Cavaliers Lose to No. 22 Virginia Tech, 21-9
Nov 30, 2002
By HANK KURZ Jr.
AP Sports Writer
BLACKSBURG, Va. – A return to an old formula for success, and a visit from one of its most heated rivals, was just what Virginia Tech needed to end its longest losing streak in a decade.
Lee Suggs ran for 108 yards and two touchdowns and the 22nd-ranked Hokies rediscovered their defense Saturday, holding Matt Schaub to 43 yards passing and beating Virginia for the fourth consecutive year, 21-9.
The Hokies (9-3) also turned a blocked punt into a touchdown in a return to their Beamerball roots a week before playing top-ranked Miami.
“We knew we were going to have to run,” said Suggs, who scored on runs on 4 yards in the second quarter and 5 yards with 5:08 remaining. “We came out with fire in our hearts.”
The game was especially emotional for Suggs and 12 other seniors making their final appearances at Lane Stadium, and Suggs seemingly ran harder than he had in weeks, ripping off 12-yard runs on his first two carries.
“When I was standing in the tunnel and they were introducing the seniors, it finally hit me that I wasn’t going to play in Lane Stadium anymore,” he said. “It gave me extra energy to play.”
The Hokies had gone through their longest losing streak since they dropped five in a row in 1992, coach Frank Beamer’s sixth season.
Virginia Tech did it with defense, holding the Cavaliers (8-5) to 203 yards.
“That’s what we’re used to,” said safety Willie Pile, allowing that Virginia might have been the perfect opponent to get the Hokies on track. “You’re going to see those guys at home.
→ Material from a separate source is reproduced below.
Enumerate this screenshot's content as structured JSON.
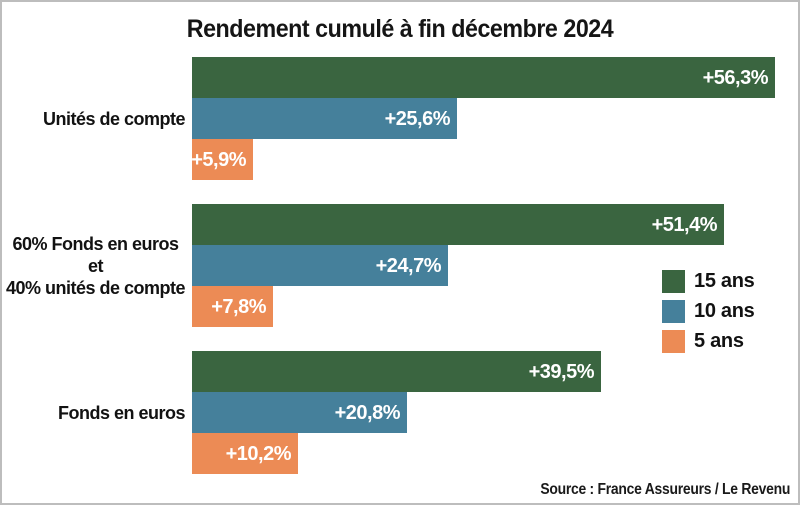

You’re going to see them at a party somewhere. They can’t say anything about football.”
It all started with a Hokies hallmark, a blocked punt.
Early in the second quarter, Justin Hamilton ran through the line and slapped Tom Hagan’s punt toward the end zone. Darryl Tapp picked up the loose ball 36 yards later and carried it 11 yards for a touchdown.
“It seemed to start everyone out on a good pace,” Tapp said. “The offense started playing better and the defense started stepping up.”
The play also rattled Hagan, who dropped the snap the next time he tried to punt and threw an 8-yard pass to Shernard Newby. The completion was Virginia’s longest of the half, but a yard short of a first down.
Virginia Tech followed with its only sustained drive of the half, going 61 yards in nine plays, ending with Suggs’ 4-yard scoring run. He extended his NCAA Division I mark to 25 straight games with a touchdown.
The Cavaliers (8-5), seeking their third consecutive victory against a Top 25 team, led 3-0 before the blocked punt but struggled throughout. The field goal came on an 18-yard drive set up by Willie Davis’ interception, and their touchdown drive was a 29-yarder after a fumble recovery.
Schaub, named the ACC’s player of the year earlier in the week, was 12-for-23 in difficult conditions. His longest completion was a 15-yard swing pass that Heath Miller took around the end for the touchdown.
“I don’t want to make excuses, but the wind played a factor in the game,” Schaub said. “A couple of passes got away from me, but that’s the way it goes. They had the same conditions. They just made more plays.”
Schaub did drive the Cavaliers to the Hokies 38 late in the third quarter, then saw his string of 109 passes without an interception end when Garnell Wilds picked off a pass near the end zone.
The game didn’t shed much light on either team’s bowl destinations. The Hokies seem likely to play in the Insight Bowl while the Cavaliers appear in line for the Tangerine or Continental Tire bowls.
The Hokies gained 272 yards on the ground, with Kevin Jones adding 91 on 15 attempts and Bryan Randall getting 67 on 14 carries. He attempted just 11 passes and completed only five, all in the first half.
Schaub did extend to 13 his string of games with a touchdown pass, and Miller set an ACC record by catching his ninth scoring pass of the season.